I did think it funny that the printouts at the bottom of every pile were dated August of last year. Apparently, the last time i had a blank slate was last year this time. Since then, it’s all been piling up.
As I was working through the weekends news articles, I happened upon “Kids heading back to school? Create some room to think in your home.” The quotation that showed up in Google Reader said, “"I always spent my first month of teaching fourth- and fifth-graders teaching organization.”
Suddenly everything made sense. I had switched into back to school mode.
I havent actually been in a classroom in years, yet my brain switched me over just the same. Given the dates at the bottom of the piles, I did this last year as well.

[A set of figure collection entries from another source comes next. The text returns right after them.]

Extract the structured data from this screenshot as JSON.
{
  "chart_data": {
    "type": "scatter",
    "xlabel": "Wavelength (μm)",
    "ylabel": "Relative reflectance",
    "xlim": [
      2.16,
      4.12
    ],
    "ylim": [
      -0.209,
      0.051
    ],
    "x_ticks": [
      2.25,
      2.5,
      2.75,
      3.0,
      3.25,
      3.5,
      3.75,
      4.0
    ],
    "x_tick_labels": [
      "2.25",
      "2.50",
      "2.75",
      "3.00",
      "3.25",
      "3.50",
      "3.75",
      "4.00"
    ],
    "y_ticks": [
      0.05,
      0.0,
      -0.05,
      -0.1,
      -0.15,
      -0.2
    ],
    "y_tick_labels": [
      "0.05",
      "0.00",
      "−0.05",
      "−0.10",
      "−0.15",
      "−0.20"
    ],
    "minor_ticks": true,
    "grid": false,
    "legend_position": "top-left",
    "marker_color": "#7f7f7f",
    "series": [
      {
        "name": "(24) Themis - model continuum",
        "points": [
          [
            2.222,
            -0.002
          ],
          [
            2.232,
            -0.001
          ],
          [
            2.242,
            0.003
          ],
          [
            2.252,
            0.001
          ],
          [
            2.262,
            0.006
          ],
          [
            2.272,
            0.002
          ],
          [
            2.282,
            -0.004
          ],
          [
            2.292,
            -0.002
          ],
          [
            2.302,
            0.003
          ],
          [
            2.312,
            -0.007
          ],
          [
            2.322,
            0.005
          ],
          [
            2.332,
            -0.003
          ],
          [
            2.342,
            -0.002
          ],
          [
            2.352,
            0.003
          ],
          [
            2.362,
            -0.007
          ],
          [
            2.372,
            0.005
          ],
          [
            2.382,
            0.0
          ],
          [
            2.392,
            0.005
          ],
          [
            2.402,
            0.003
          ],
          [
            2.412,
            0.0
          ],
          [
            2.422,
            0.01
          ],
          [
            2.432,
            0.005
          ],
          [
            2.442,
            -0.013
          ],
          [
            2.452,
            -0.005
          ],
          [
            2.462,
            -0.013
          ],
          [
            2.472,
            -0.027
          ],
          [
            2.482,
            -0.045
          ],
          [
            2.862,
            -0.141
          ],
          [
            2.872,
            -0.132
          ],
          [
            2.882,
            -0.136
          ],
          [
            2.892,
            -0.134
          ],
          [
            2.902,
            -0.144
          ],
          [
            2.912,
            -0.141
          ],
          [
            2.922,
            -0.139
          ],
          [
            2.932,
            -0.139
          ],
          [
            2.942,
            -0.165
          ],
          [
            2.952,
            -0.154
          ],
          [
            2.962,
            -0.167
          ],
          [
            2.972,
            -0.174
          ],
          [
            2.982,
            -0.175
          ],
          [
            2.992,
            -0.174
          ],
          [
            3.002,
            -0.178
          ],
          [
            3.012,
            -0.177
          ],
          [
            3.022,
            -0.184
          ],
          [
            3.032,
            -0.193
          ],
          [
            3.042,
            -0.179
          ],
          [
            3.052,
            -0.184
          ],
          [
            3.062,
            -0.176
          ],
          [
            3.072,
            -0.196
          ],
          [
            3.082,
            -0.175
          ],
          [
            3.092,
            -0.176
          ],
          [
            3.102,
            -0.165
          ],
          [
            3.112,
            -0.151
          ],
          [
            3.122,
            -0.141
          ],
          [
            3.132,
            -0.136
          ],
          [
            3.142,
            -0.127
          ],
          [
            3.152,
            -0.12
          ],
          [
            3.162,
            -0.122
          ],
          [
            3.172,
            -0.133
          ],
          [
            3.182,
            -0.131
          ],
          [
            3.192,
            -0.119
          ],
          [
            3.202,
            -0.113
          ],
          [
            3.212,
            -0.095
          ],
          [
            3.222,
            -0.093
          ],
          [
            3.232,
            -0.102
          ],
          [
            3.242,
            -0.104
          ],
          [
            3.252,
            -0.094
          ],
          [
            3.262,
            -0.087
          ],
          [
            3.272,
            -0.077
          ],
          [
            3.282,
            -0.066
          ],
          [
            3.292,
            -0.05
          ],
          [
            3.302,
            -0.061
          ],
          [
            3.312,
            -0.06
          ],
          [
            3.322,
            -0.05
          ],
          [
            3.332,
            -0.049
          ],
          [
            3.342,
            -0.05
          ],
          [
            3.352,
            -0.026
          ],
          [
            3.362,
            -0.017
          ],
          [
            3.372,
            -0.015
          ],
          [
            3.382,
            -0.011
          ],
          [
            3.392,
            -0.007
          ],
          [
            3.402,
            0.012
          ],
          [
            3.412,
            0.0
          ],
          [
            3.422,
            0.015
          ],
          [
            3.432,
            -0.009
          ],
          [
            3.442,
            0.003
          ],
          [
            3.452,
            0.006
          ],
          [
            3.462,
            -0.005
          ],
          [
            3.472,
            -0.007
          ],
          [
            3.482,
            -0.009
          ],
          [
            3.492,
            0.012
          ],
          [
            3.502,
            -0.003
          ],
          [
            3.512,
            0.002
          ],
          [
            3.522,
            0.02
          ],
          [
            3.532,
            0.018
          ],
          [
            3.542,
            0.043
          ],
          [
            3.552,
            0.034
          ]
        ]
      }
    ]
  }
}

I guess the back-to-school fever shows up differently for all of us. What comes naturally to teachers, however, may not occur to students and families. If youre teaching younger students, you might share that NOLA.com article with families. If youre teaching secondary or college students, have students read the article themselves and think about concrete changes they can make to ensure they have a great school year. You can use the article to evaluate the classroom as well and embark on a community-building activity with students to improve the learning space.
Me, I have to get back to cleaning up paper and straightening books on the book shelves. What have you been doing to get ready for the new school year?